Me Too: Sexual Assault Awareness Month

By AMARA MOORE

April is recognized as Sexual Assualt Awareness Month (SAAM) an important month to acknowledge victims who’ve had the unpleasantry to experience such a trauma.

Since the beginning of time, sexual assault has been a thing, whether you choose to acknowledge it or not. It’s very important to be aware that not everyone has reported or come out about it due to fear of slander and ridicule. 63% of completed rapes and 65% of attempted rapes have NOT been reported. Only an average of 34.8% of rapes/sexual assaults have been reported with only about 6% of those assailants being charged and getting jail time. For centuries, the world has been run by men, leaving women to fend for and fight for themselves. With men running the world, they have put in place ideologies that benefit them and put women at odds. Women only got voting rights in 1919, and that was just the white ones. Black and colored women didn’t even get that right til 1965. Women weren’t allowed to work for the government until 1923, weren’t allowed to own property until 1848 (again, just the white ones), and couldn’t join the army til 1948. So for as long as we can remember, we’ve been pushed aside and withheld from our rights to just about anything.

SAAM was observed nationally in 2001. Movements for social change became dominant and noticed in the 1940s and 50s. This movement mostly consisted of black and colored women, which included Rosa Parks, advocating for gender violence, which advocate and professor Kimberle Crenshaw, would later call “intersectionality”. This brought about more survivors speaking up and heightened awareness. The following years and decades mobilized survivors and advocates to call for legislation and funding that would support the survivors. An example of this would be the Violence Against Women Act of 1993, which provided $1.6 billion towards the investigation and prosecution of violent crimes against women. Even before SAAM, advocates had been holding marches and protests related to sexual violence during the month of April, sometimes being a week-long “Sexual Assualt Awareness Week”.

In 2000, the National Sexual Violence Resource Center and the Sharing Project had polled sexual violence coalitions. Both asked organizations what their preferred color, symbol, and month for sexual assualt awareness activities and events. They came to the conclusion and agreement of a teal ribbon to be the symbol. In 2009, President Obama was the first president to recognize April as Sexual Assualt Awareness Month.

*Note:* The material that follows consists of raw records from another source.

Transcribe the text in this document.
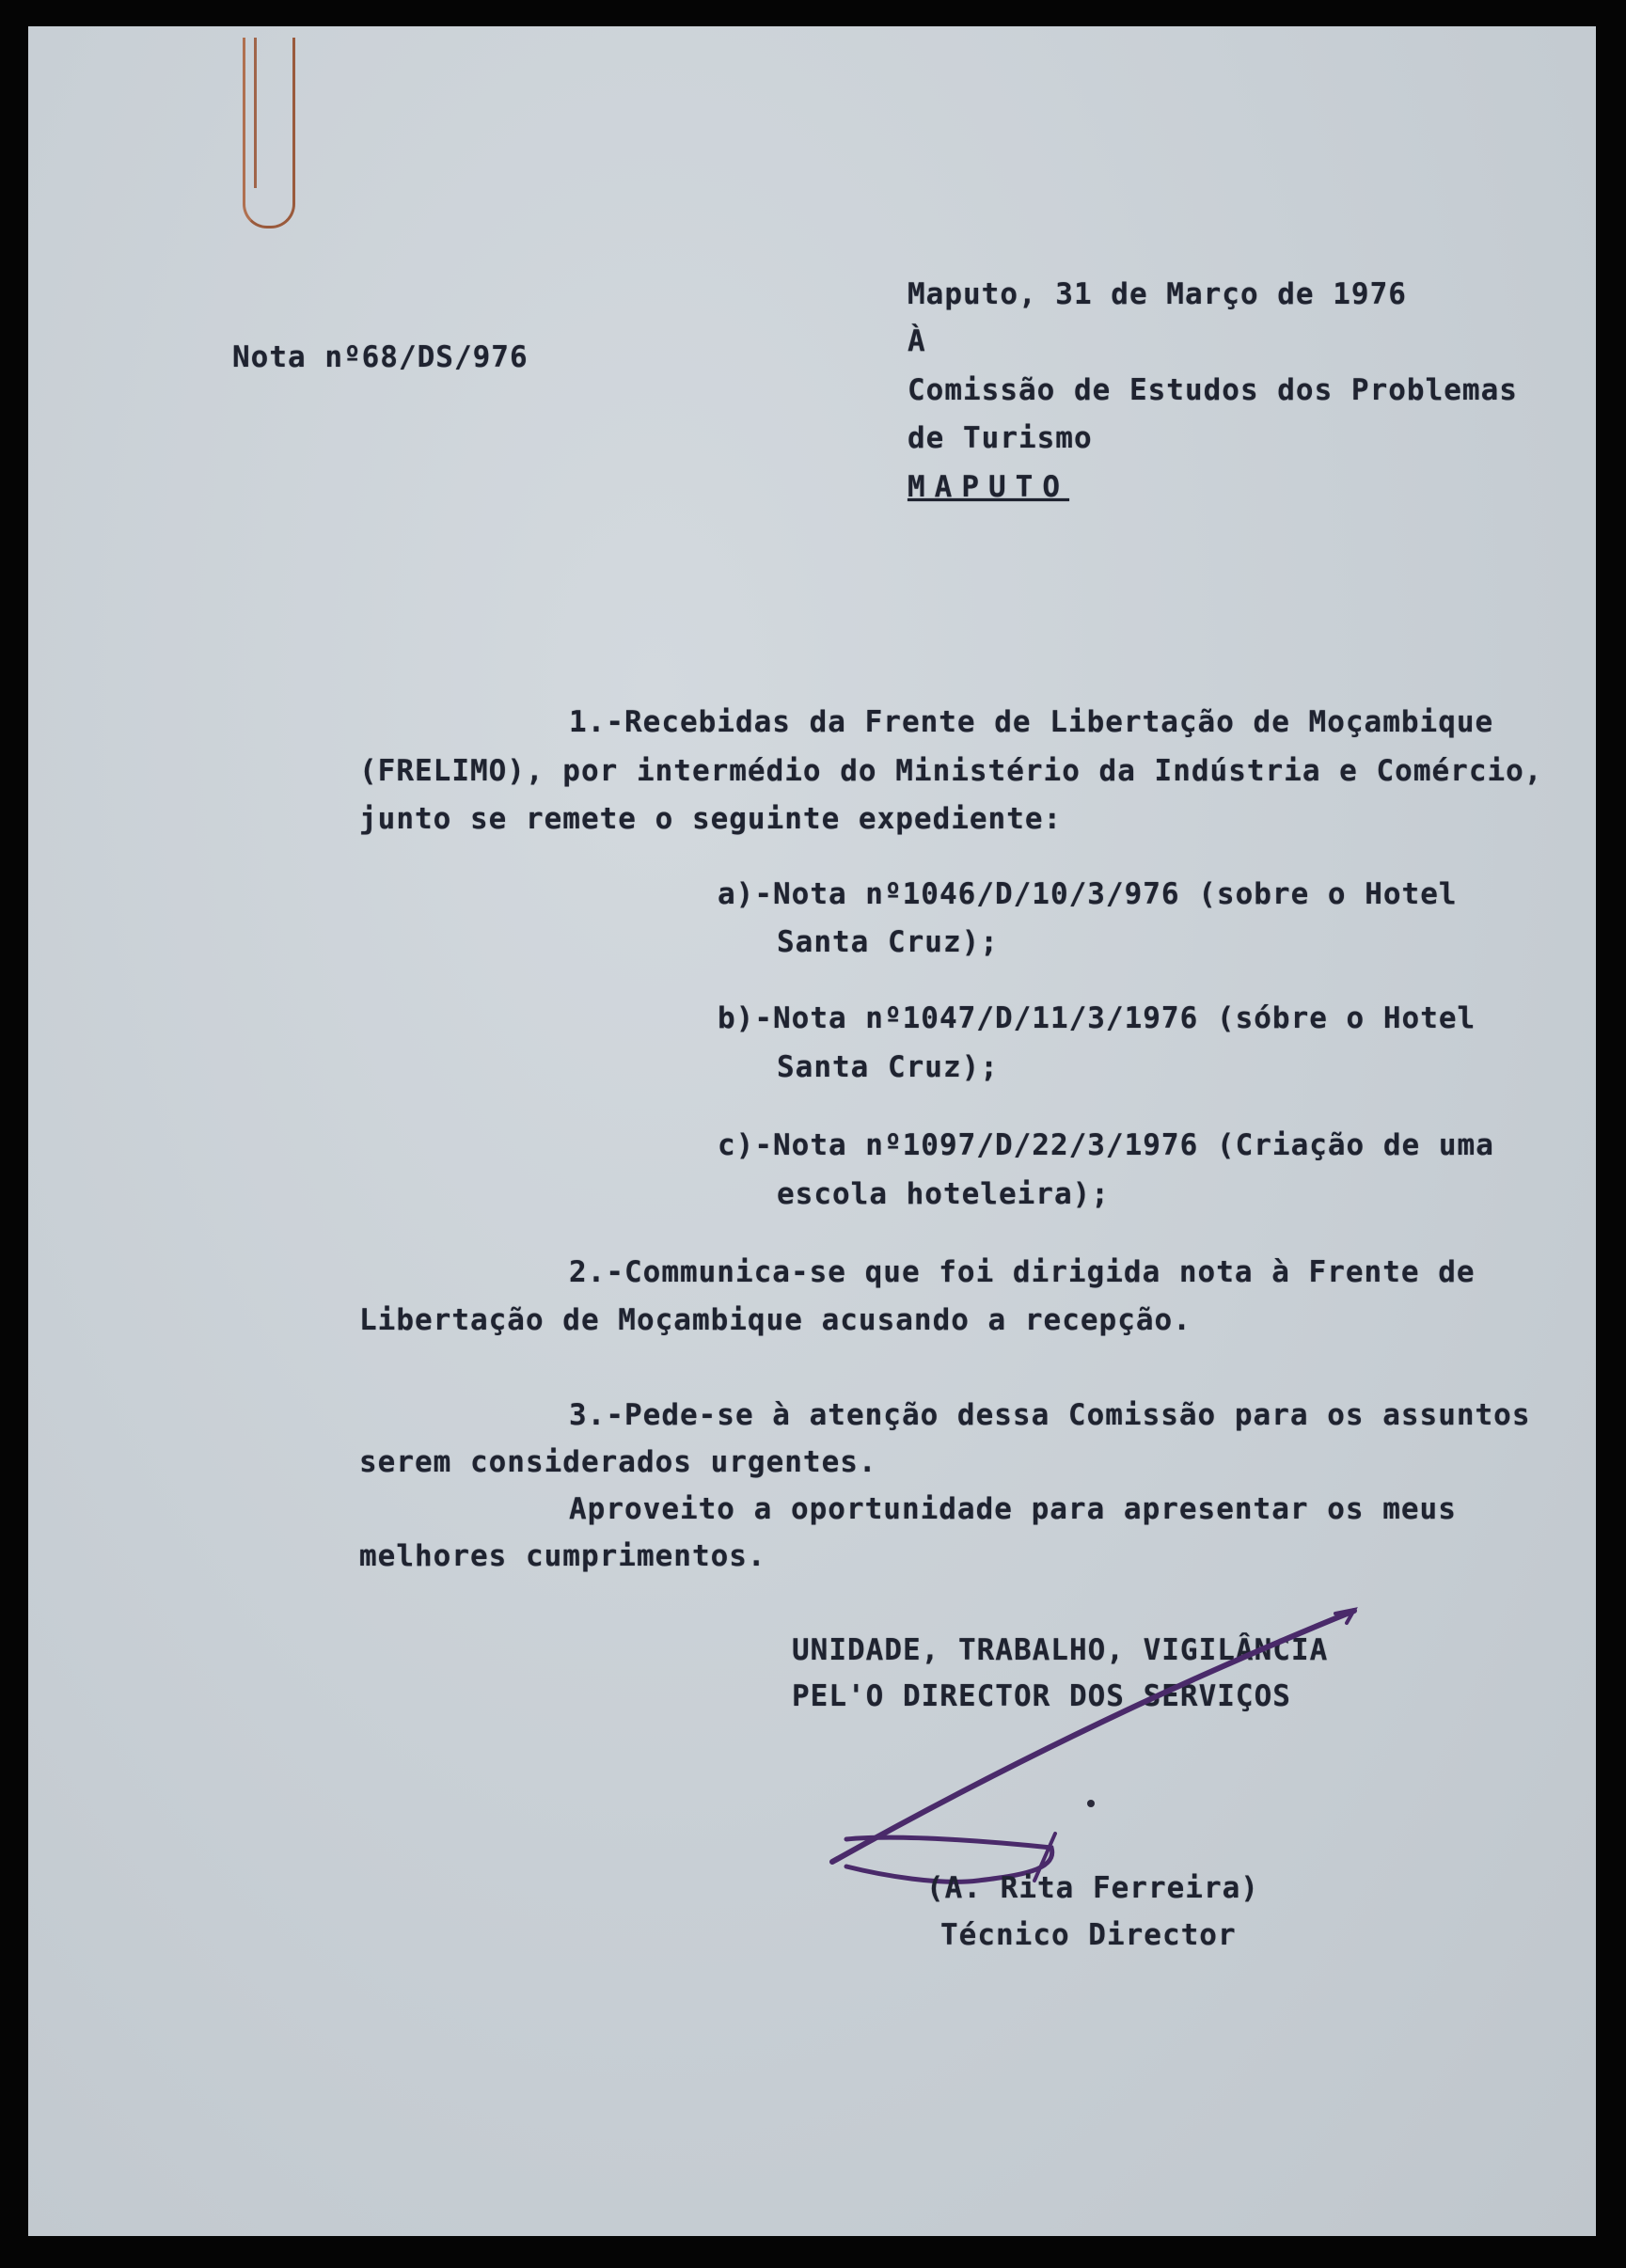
Maputo, 31 de Março de 1976
À
Nota nº68/DS/976
Comissão de Estudos dos Problemas
de Turismo
MAPUTO
1.-Recebidas da Frente de Libertação de Moçambique
(FRELIMO), por intermédio do Ministério da Indústria e Comércio,
junto se remete o seguinte expediente:
a)-Nota nº1046/D/10/3/976 (sobre o Hotel
Santa Cruz);
b)-Nota nº1047/D/11/3/1976 (sóbre o Hotel
Santa Cruz);
c)-Nota nº1097/D/22/3/1976 (Criação de uma
escola hoteleira);
2.-Communica-se que foi dirigida nota à Frente de
Libertação de Moçambique acusando a recepção.
3.-Pede-se à atenção dessa Comissão para os assuntos
serem considerados urgentes.
Aproveito a oportunidade para apresentar os meus
melhores cumprimentos.
UNIDADE, TRABALHO, VIGILÂNCIA
PEL'O DIRECTOR DOS SERVIÇOS
(A. Rita Ferreira)
Técnico Director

Many survivors have suffered due to being ridiculed by people accusing them of lying when they speak up about what happened to them. The fact of the matter is that only 2.5% of people falsely accuse other people of sexually assaulting them. About 81% of women and 43% of men have experienced sexual harassment or assault. Women make up an estimate of 91% of survivors are women. 1 in 3 women and 1 in 4 men are victims of this heinous crime.

In 2006, Tarana Burke, a New York City women’s rights advocate, began to use the phrase “Me Too” to raise awareness for women survivors. Eleven years later, in 2017, a famous actress, Alyssa Milano, tweeted about her assailant Harvey Weinstein, which grew the “Me Too” movement to a global level. Since then, survivors have adopted this phrase and used it for awareness, hashtags, and protests, and have done so much more.